Die Behörde hat 77 Zwangsverfahren gegen Firmen eingeleitet, die die 20-Prozent-Marke verfehlt haben. Diese sind laut Messstellenbetriebsgesetz (MsbG) verpflichtet, ihre Systeme umzurüsten. Klaus Müller, Präsident der Bundesnetzagentur, betonte, dass intelligente Messsysteme eine zentrale Rolle bei der Modernisierung des Stromnetzes spielen.

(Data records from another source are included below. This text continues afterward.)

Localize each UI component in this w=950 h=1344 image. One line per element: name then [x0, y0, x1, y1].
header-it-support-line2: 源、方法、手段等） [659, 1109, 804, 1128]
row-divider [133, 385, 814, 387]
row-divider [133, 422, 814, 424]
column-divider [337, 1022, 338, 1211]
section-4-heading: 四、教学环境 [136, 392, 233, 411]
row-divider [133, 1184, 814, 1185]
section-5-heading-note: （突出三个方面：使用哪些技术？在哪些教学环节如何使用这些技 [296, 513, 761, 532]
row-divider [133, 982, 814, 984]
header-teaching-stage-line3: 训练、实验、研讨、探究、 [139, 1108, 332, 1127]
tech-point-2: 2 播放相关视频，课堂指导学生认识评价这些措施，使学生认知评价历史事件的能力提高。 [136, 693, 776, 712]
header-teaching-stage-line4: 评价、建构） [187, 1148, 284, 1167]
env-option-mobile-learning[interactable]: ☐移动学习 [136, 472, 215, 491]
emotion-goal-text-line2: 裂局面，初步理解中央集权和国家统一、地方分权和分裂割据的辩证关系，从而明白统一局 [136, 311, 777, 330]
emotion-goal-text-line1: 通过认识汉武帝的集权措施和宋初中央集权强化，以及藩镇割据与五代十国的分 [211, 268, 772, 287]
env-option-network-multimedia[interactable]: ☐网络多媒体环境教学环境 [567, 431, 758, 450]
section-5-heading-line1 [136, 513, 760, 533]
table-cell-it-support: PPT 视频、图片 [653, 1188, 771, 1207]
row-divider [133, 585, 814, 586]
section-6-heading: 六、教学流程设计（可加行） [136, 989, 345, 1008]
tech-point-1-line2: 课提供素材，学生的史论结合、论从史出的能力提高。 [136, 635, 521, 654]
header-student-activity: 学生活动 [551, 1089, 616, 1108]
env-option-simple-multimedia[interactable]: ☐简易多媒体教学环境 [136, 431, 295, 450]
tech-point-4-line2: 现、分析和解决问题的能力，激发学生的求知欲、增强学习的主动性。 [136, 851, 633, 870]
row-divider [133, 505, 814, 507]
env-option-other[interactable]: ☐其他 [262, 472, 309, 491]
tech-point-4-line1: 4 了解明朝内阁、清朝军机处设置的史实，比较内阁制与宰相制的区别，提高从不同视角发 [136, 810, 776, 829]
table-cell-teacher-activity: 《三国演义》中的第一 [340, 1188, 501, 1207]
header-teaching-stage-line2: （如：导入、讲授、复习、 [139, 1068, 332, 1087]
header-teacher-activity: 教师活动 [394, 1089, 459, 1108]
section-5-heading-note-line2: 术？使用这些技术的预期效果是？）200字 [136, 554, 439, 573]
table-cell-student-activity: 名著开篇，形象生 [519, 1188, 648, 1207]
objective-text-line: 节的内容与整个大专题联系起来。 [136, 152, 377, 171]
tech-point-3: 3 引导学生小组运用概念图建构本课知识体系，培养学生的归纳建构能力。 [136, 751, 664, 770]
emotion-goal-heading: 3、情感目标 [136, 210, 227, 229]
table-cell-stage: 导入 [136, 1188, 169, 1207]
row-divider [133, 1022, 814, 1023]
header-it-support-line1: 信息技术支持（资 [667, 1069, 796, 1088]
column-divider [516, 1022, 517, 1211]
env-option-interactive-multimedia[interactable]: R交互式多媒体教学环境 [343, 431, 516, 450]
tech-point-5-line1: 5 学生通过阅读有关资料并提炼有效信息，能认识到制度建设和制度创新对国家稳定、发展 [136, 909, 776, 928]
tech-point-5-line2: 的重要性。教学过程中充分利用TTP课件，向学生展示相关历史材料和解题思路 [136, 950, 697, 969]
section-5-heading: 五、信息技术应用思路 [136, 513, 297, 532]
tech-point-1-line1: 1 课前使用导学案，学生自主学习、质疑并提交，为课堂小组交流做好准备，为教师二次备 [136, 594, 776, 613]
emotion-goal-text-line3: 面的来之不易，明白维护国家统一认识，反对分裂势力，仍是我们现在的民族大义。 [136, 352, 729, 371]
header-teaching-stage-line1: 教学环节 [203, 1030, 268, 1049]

Gegen Unternehmen, die ihre Pflichten nicht erfüllen, werden Bußgelder verhängt – gestaffelt nach deren finanzieller Lage. Vor dem Einsatz von Zwangsmitteln prüft die Behörde zudem die individuellen Umstände. Weitere Kontrollen sind auch für kleine und mittlere Betriebe geplant, die die Vorgaben nicht einhalten.
Das langfristige Ziel bleibt ehrgeizig: Bis Ende 2032 müssen 90 Prozent der verpflichtenden Installationen abgeschlossen sein. Die Bundesnetzagentur wird die Fortschritte in den kommenden Jahren weiter überwachen, um die Einhaltung sicherzustellen.
Unternehmen drohen nun finanzielle Sanktionen, sofern sie die Einführung intelligenter Zähler nicht beschleunigen. Mit den Durchsetzungsmaßnahmen will die Bundesnetzagentur den Rollout im Plan halten. Weitere Prüfungen sollen sicherstellen, dass auch kleinere Betriebe künftig ihren gesetzlichen Verpflichtungen nachkommen.